Alla donna assassinata su cui Bova indaga, la vita ha riservato un destino crudele.
«È una ragazza figlia della nostra epoca: non si pone limiti, ha un carattere vitale, le piace conoscere il mondo. Nessuno avrebbe meritato la morte a cui va incontro, tanto meno lei. È una sorte fatale, piena di misteri e punti da risolvere. Anche questo dà la carica a Bova per condurre le indagini. Lo sprona a fare meglio, lo sollecita».
La bassotta di Bova, Gilda, si chiama come il cane con cui ha condiviso parecchi anni della sua vita. Cosa ha rappresentato per lei?
«La chiamavo Gilda Gildina e, purtroppo, da qualche anno non c’è più. Scrivere è stato come passare ancora un po’di tempo con lei, a cui, in famiglia, eravamo tutti molto affezionati».
Come farà il comandante a risolvere i misteri?

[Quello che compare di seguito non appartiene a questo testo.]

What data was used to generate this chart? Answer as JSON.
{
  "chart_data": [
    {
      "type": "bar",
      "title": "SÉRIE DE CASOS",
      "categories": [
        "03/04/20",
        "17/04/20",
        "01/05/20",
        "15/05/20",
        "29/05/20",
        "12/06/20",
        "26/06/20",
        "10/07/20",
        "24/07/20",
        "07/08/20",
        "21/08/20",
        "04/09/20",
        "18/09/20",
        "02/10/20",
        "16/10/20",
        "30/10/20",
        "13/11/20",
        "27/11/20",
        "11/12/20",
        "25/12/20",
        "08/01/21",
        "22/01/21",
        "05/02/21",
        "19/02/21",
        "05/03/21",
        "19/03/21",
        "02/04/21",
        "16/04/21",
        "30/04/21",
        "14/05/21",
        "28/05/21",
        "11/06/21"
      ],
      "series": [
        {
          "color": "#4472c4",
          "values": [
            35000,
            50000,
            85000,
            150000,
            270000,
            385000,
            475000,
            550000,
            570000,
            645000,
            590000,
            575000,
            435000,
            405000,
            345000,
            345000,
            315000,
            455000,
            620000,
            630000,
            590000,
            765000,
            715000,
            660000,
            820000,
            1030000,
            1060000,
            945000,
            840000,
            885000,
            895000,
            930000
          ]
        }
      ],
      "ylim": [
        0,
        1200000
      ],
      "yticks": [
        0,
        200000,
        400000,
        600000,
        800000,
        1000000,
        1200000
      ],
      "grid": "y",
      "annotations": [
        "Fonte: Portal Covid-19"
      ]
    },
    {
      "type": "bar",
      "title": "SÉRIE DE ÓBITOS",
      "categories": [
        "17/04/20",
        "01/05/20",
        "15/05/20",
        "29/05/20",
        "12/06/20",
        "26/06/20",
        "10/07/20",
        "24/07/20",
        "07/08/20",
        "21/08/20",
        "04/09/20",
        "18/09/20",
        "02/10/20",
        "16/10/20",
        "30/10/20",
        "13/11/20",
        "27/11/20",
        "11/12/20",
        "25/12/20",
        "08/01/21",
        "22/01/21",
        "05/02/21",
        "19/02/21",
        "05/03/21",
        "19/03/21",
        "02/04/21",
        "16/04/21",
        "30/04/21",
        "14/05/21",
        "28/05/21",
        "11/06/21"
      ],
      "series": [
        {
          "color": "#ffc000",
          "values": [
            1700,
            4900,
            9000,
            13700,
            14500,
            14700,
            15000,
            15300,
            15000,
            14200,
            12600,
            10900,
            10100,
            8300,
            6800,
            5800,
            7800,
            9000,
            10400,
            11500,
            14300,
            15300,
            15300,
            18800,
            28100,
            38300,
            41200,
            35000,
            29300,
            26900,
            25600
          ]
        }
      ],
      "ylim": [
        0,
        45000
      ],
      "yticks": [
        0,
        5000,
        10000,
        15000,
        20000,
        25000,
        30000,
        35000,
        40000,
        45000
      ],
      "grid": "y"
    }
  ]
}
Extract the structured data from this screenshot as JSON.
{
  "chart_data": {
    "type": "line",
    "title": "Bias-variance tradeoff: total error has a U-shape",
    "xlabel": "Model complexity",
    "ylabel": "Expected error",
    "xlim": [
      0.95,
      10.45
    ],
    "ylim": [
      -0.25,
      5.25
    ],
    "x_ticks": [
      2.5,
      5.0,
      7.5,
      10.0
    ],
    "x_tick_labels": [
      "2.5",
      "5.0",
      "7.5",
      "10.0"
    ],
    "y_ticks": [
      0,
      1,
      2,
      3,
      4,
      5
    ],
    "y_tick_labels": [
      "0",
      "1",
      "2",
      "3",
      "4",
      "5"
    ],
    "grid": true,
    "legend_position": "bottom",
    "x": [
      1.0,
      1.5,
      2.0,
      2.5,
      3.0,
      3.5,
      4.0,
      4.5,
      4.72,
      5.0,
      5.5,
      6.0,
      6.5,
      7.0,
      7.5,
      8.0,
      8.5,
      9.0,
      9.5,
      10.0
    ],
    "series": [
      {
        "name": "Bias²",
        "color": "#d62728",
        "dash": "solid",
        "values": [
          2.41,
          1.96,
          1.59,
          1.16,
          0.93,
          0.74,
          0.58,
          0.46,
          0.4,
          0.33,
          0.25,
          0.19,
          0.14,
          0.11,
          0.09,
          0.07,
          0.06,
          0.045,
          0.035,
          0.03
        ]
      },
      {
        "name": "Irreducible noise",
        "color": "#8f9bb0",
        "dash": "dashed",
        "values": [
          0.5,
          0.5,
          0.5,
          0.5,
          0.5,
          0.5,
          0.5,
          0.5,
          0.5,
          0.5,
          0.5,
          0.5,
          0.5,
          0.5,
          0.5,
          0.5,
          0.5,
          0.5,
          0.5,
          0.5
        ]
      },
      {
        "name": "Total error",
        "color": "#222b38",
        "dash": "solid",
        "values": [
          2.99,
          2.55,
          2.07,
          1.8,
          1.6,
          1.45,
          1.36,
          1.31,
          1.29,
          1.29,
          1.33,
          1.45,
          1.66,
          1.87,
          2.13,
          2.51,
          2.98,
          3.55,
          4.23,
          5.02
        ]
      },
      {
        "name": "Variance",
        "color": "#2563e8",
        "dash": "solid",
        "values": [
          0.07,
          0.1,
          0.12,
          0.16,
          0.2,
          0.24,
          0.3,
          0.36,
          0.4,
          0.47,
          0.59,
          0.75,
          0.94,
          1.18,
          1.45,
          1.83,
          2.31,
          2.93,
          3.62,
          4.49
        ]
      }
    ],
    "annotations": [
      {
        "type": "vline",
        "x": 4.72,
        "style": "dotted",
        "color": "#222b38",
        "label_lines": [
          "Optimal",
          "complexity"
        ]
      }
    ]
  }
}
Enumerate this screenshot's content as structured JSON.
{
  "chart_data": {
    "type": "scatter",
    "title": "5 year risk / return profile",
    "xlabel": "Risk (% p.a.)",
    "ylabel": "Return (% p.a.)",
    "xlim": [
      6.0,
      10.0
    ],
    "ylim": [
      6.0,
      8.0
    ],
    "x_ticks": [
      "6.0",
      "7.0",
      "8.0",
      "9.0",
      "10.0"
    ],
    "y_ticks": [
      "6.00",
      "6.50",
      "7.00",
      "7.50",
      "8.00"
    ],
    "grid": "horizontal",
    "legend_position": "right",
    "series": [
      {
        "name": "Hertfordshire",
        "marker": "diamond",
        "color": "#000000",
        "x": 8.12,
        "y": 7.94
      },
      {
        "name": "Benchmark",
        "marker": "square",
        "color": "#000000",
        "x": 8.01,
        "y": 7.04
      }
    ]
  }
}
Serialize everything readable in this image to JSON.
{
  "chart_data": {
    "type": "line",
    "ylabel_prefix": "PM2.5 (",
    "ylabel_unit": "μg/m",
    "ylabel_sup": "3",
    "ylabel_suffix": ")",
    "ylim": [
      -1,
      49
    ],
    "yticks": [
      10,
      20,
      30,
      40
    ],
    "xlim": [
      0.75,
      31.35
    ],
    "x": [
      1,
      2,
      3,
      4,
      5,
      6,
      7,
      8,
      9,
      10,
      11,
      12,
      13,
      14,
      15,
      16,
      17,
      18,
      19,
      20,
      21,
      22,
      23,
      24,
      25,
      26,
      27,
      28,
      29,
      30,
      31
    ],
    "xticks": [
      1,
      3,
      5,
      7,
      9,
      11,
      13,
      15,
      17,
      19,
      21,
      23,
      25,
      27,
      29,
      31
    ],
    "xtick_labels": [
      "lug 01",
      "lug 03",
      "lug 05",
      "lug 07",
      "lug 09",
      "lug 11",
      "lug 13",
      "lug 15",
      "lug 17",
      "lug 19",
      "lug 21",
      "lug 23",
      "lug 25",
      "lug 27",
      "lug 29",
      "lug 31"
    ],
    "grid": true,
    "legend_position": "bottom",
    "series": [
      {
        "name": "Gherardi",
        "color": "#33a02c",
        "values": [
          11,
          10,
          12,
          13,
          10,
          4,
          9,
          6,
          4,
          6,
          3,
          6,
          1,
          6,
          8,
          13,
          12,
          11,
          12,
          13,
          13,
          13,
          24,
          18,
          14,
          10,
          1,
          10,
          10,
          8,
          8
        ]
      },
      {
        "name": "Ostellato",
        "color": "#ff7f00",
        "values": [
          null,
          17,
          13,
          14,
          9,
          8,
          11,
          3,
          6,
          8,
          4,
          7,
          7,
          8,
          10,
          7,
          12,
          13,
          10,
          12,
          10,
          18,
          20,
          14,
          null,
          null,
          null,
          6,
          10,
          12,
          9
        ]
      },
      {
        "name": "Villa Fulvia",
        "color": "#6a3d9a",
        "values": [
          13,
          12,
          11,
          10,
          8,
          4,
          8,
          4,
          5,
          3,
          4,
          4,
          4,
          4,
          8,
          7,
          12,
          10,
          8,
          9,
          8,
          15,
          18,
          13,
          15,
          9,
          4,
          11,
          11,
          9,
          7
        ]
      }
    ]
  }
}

«Il suo arrivo a Mondovì, di fatto, era stato un declassamento: quasi un esilio, mascherato da promozione. Ha un’intelligenza sopraffina, che lo guida dove nessun’altro può arrivare».
Scrittore e sceneggiatore, prima de “L’ultimo pinguino delle Langhe” ha già pubblicato altri racconti, romanzi e poesie (tra questi: “London voodoo” del 2022 e “Nanga Parbat. L’ossessione e la montagna nuda” del 2023). Adesso ha in mente una vera e propria serie gialla?
«Credo che Bova sia il personaggio giusto per mettermi alla prova con un progetto di questo tipo. Spero che i lettori si affezionino a lui tanto quanto l’ho fatto io. Per me sarebbe una sfida notevole: bisogna fare in modo che la serialità non diventi una gabbia, che limita la creatività nelle trame e nella scrittura, ma che la stimoli in una cornice che accresce sempre di più il legame con i personaggi».